While the extent of this reliance varies across industries, the underlying vulnerability remains. Even in Denmark, where secure alternatives like Netbank and “My Site” offer encrypted communication options, the reality is that many organisations still default to email. This often leads to overlooking GDPR requirements when sharing sensitive data.
The truth is, that platforms like Office 365 and Google Workspace have become critical infrastructure for most businesses. Disruption of these services would paralyze many organisations, hindering their ability to communicate internally and with external partners. This dependence creates a single point of failure, leaving businesses vulnerable to technical issues, cyberattacks, and other unforeseen events. All that could disrupt these essential services.
This underscores the importance of including robust backup solutions in any comprehensive business continuity plan. Relying solely on a single provider, even one as large as Microsoft or Google exposes organisations to significant risk.
Diversifying with a secondary cloud provider or implementing an on-premises backup system provides a critical safety net. It ensures that communication and collaboration can continue in the face of unexpected disruptions.
Google Workspace as business continuity in an O365 world
Ensuring robust business continuity requires a comprehensive understanding of potential vulnerabilities within your IT infrastructure. While a detailed analysis is beyond the scope of this article, it’s crucial to be aware of common single points of failure that can disrupt operations. These can include reliance on specific mail-receiving servers, identity providers, and integrated 3rd party services.
To combat this and establish robust business continuity, Google Workspace introduces a continuum of three options ranging from basic to extensive.

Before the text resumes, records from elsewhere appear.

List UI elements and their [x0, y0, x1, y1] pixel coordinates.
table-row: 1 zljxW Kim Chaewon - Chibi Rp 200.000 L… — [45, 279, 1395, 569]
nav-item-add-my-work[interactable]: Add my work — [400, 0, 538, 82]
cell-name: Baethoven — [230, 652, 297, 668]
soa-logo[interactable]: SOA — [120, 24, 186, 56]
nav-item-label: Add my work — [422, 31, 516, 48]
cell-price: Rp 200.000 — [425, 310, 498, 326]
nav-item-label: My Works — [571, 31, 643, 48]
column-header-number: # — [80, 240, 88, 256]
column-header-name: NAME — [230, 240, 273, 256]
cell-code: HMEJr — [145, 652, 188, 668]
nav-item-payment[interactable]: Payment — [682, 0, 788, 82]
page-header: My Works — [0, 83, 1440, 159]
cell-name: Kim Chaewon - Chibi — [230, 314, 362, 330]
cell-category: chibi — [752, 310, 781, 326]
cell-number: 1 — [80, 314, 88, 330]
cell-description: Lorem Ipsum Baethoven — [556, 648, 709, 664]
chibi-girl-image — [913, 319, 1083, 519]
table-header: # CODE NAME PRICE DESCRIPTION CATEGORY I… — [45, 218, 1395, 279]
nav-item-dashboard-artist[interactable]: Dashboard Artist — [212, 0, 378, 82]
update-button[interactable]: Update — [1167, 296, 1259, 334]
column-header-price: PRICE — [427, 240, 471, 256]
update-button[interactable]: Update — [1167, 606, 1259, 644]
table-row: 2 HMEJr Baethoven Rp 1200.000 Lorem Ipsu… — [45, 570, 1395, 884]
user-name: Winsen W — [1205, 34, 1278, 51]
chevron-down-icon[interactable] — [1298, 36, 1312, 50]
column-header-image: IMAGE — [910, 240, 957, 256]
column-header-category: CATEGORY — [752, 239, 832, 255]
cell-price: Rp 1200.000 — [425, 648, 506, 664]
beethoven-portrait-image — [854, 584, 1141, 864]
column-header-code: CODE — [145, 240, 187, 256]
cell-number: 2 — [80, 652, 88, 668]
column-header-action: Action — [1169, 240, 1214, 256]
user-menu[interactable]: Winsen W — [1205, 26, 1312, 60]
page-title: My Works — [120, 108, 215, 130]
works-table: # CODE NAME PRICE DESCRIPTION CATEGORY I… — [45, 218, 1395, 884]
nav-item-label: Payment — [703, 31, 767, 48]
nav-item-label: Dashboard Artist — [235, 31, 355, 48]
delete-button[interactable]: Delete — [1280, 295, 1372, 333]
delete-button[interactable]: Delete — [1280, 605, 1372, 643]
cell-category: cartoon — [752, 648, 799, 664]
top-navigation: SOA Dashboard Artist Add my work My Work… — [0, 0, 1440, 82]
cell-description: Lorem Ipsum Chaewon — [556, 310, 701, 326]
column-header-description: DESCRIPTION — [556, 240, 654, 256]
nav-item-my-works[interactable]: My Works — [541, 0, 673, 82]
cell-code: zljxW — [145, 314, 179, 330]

Additional add-on options include emergency Chromebooks and Chrome OS Flex. Cost drivers for these options are primarily influenced by data backup/sync frequency and the size of the data collection.
Migrating to Google Workspace for enhanced business continuity requires careful planning and execution. Organisations must assess three core segments.
- First, establish the foundation of your Google Workspace environment. Map out domain structure, plan your deployment strategy (phased rollout, incremental migration, or complete switchover), ensure seamless integration with existing infrastructure (directory services, authentication systems), and configure robust security measures (two-factor authentication, data encryption, access controls).
- Second, strategically consider how to approach the migration of your mail, calendar, and contact data. This involves crafting a comprehensive email migration plan with appropriate tools, setting up efficient synchronisation (such as GCDS) for calendars and contacts, and ensuring coexistence capabilities for a smooth transition.
- Finally, plan your file migration (G Suite Migrate), including a detailed data migration strategy, a clear and logical Google Drive structure, configured collaboration settings, infrastructure hosting, and appropriate security measures and backup procedures for your data.
Google provides funding opportunities to support organisations in implementing Google Workspace as a business continuity solution. This financial assistance can help alleviate the costs associated with setup, migration, and ongoing maintenance.
Devoteam has a proven track record of successful implementations of Google Workspace as a business continuity solution in EMEA. Specific customer names cannot be disclosed due to confidentiality and security reasons.